For an enjoyable story, some well-written and memorable characters and brutal and exciting battle scenes I give _Flesh and Iron_ a score of *8.4/10*. The controversy surrounding this novel does not play into my final score, and as I said above if you don't like that nobody is forcing you to read this review. This is a novel that we need to see more books set in the same vein, the grimdark and often cruel nature of 40k was nicely displayed here which made it a departure from what we normally get from BL. And I am left wanting more from Mr. Henry Zou which I can only hope we will get as no new news about him has been found since _Blood Gorgons_ was released, so Mr Zou if you happen to read this I hope we hear from you again, and if not then _Blood Gorgons_ will always be one of my favourite BL novels so thank you for giving us that much.

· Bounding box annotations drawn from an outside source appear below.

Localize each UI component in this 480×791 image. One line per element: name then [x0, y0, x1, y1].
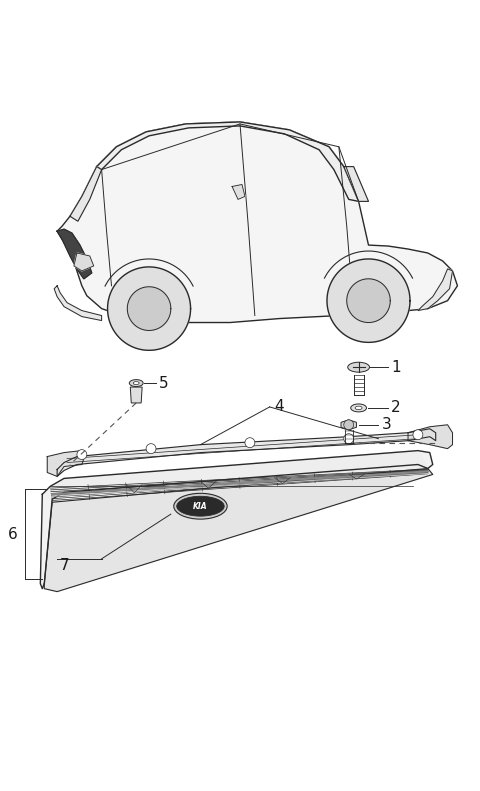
Polygon shape: [418, 269, 453, 311]
Polygon shape: [57, 122, 457, 323]
Ellipse shape: [129, 380, 143, 387]
Circle shape: [77, 449, 87, 460]
Circle shape: [344, 433, 354, 444]
Polygon shape: [70, 167, 102, 221]
Circle shape: [413, 430, 423, 440]
Circle shape: [146, 444, 156, 453]
Circle shape: [344, 420, 354, 430]
Text: 2: 2: [391, 400, 401, 415]
Polygon shape: [127, 287, 171, 331]
Polygon shape: [232, 184, 245, 199]
Text: 1: 1: [391, 360, 401, 375]
Polygon shape: [347, 279, 390, 323]
Text: 6: 6: [8, 527, 17, 542]
Text: 4: 4: [275, 399, 284, 414]
Polygon shape: [130, 387, 142, 403]
Polygon shape: [96, 122, 359, 202]
Ellipse shape: [351, 404, 367, 412]
Polygon shape: [47, 451, 84, 476]
Ellipse shape: [177, 496, 224, 517]
Ellipse shape: [133, 381, 139, 384]
Polygon shape: [341, 420, 357, 430]
Polygon shape: [74, 253, 94, 271]
Text: 7: 7: [60, 558, 70, 573]
Polygon shape: [50, 451, 428, 502]
Polygon shape: [57, 229, 92, 278]
Polygon shape: [108, 267, 191, 350]
Polygon shape: [40, 451, 433, 589]
Text: 3: 3: [381, 418, 391, 433]
Circle shape: [245, 437, 255, 448]
Polygon shape: [344, 167, 369, 202]
Polygon shape: [327, 259, 410, 343]
Ellipse shape: [174, 494, 227, 519]
Polygon shape: [44, 468, 433, 592]
Polygon shape: [57, 429, 436, 476]
Text: KIA: KIA: [193, 501, 208, 511]
Text: 5: 5: [159, 376, 168, 391]
Polygon shape: [54, 286, 102, 320]
Ellipse shape: [348, 362, 370, 372]
Polygon shape: [408, 425, 453, 448]
Ellipse shape: [355, 406, 362, 410]
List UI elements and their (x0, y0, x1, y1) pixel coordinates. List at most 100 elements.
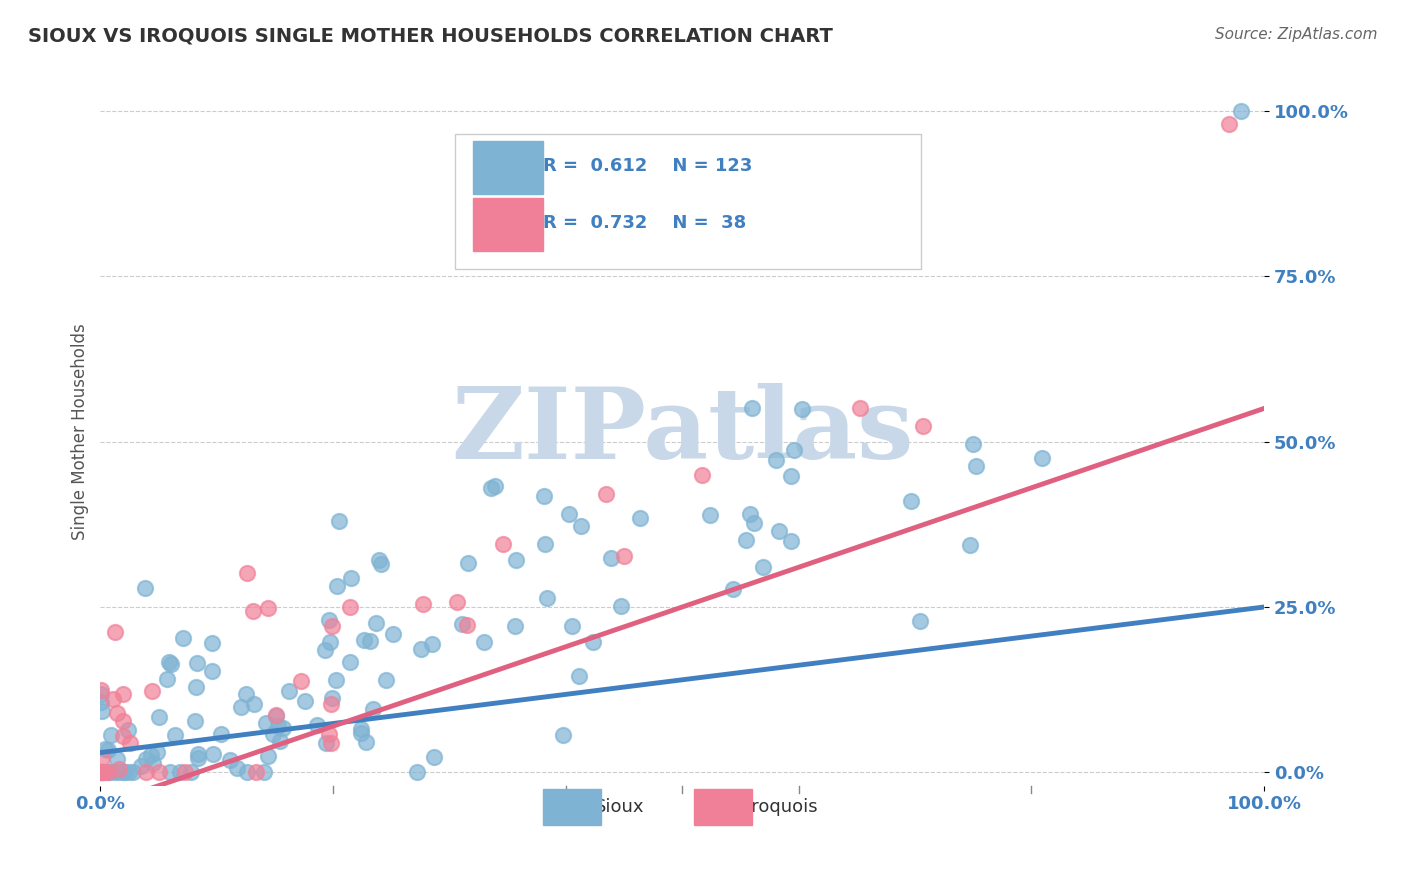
Point (752, 560, 775, 574)
Point (89, 765, 111, 780)
Point (91, 765, 114, 780)
Point (256, 601, 278, 615)
Point (595, 486, 617, 500)
Point (321, 690, 343, 705)
Point (135, 765, 157, 780)
Point (318, 635, 340, 649)
Point (148, 710, 170, 724)
Point (361, 702, 384, 716)
Point (105, 706, 128, 720)
Point (457, 556, 479, 570)
Point (89, 765, 111, 780)
Text: Sioux: Sioux (595, 798, 644, 816)
Point (965, 458, 987, 473)
Point (492, 537, 515, 551)
Point (349, 722, 371, 736)
Point (305, 718, 328, 732)
Point (1031, 451, 1053, 466)
Point (96, 765, 118, 780)
Point (159, 765, 181, 780)
Point (294, 693, 316, 707)
Point (90, 765, 112, 780)
Point (768, 524, 790, 539)
Point (112, 687, 135, 701)
Point (245, 765, 267, 780)
Point (105, 752, 128, 766)
Point (412, 597, 434, 611)
Point (1230, 103, 1253, 118)
Point (174, 765, 197, 780)
Point (290, 674, 312, 689)
Point (533, 537, 555, 551)
Point (90, 695, 112, 709)
Point (91, 765, 114, 780)
Point (90, 687, 112, 701)
Text: R =  0.612    N = 123: R = 0.612 N = 123 (543, 157, 752, 175)
Point (160, 657, 183, 672)
Point (505, 619, 527, 633)
Point (235, 687, 257, 701)
Point (780, 468, 803, 483)
Point (135, 751, 157, 765)
Point (134, 581, 156, 595)
Point (738, 507, 761, 521)
Point (101, 692, 124, 706)
Point (912, 419, 935, 434)
Point (141, 683, 163, 698)
Text: ZIPatlas: ZIPatlas (451, 383, 914, 480)
Point (103, 624, 125, 639)
Point (269, 734, 291, 748)
Point (406, 765, 429, 780)
Point (411, 641, 433, 656)
Point (446, 595, 468, 609)
Point (328, 514, 350, 528)
Point (354, 735, 377, 749)
Point (456, 618, 478, 632)
Point (117, 723, 139, 737)
Point (536, 591, 558, 605)
Point (479, 482, 502, 496)
Point (353, 633, 375, 648)
Point (321, 619, 343, 633)
Point (219, 752, 242, 766)
Point (98, 765, 121, 780)
Point (451, 616, 474, 631)
Point (959, 539, 981, 553)
Point (243, 698, 266, 712)
Point (229, 699, 252, 714)
Point (569, 519, 592, 533)
Point (264, 707, 287, 722)
Point (613, 549, 636, 563)
Point (252, 765, 274, 780)
Point (359, 634, 381, 648)
Point (381, 626, 404, 640)
Point (104, 765, 127, 780)
Point (114, 765, 136, 780)
Point (630, 510, 652, 524)
Point (141, 747, 163, 762)
Point (314, 643, 336, 657)
FancyBboxPatch shape (543, 789, 600, 825)
Point (90, 683, 112, 698)
Point (111, 765, 134, 780)
Point (242, 604, 264, 618)
Text: Iroquois: Iroquois (747, 798, 818, 816)
Point (163, 728, 186, 742)
Point (122, 765, 145, 780)
Point (91, 704, 114, 718)
Point (266, 708, 288, 723)
Point (148, 765, 170, 780)
Point (558, 507, 581, 521)
Point (568, 669, 591, 683)
Point (962, 437, 984, 451)
Point (108, 765, 131, 780)
Point (368, 552, 391, 566)
Point (366, 616, 388, 631)
Point (325, 673, 347, 687)
Point (690, 468, 713, 483)
Point (318, 727, 340, 741)
Point (266, 719, 288, 733)
Point (420, 637, 443, 651)
Point (339, 600, 361, 615)
Point (321, 697, 343, 711)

That's it for this review. Until next time,

*AVE DOMINUS NOX!*​


----------



## Loli (Mar 26, 2009)

What exactly is the controversy?


----------



## Lord of the Night (Nov 18, 2009)

Loli said:


> What exactly is the controversy?


Several scenes in the book are too similar to another book, an Iraq War memoir called _House to House_, which led to accusations of plagiarism. This quote is from a review on Amazon that sums it up.



Amazon Review said:


> Flesh and Iron
> 
> "He had done it to deny the father a chance to see his children one last time. The men he lost in Lauzon and all the good soldiers killed under his command had not been given the chance to say goodbye to their loved ones...The last Baeder saw of the dying man...utterly despondent as he tried to find his children through the thickening smoke. Baeder had denied him the last chance to say goodbye. For some reason, Baeder felt a thrill of joy. It was something he had not wanted to become.They had made him this way."
> 
> ...


Black Library never responded to the accusations, nor did Henry Zou, so nobody is sure if it was intentional or accidental. I chose to ignore it.


LotN


----------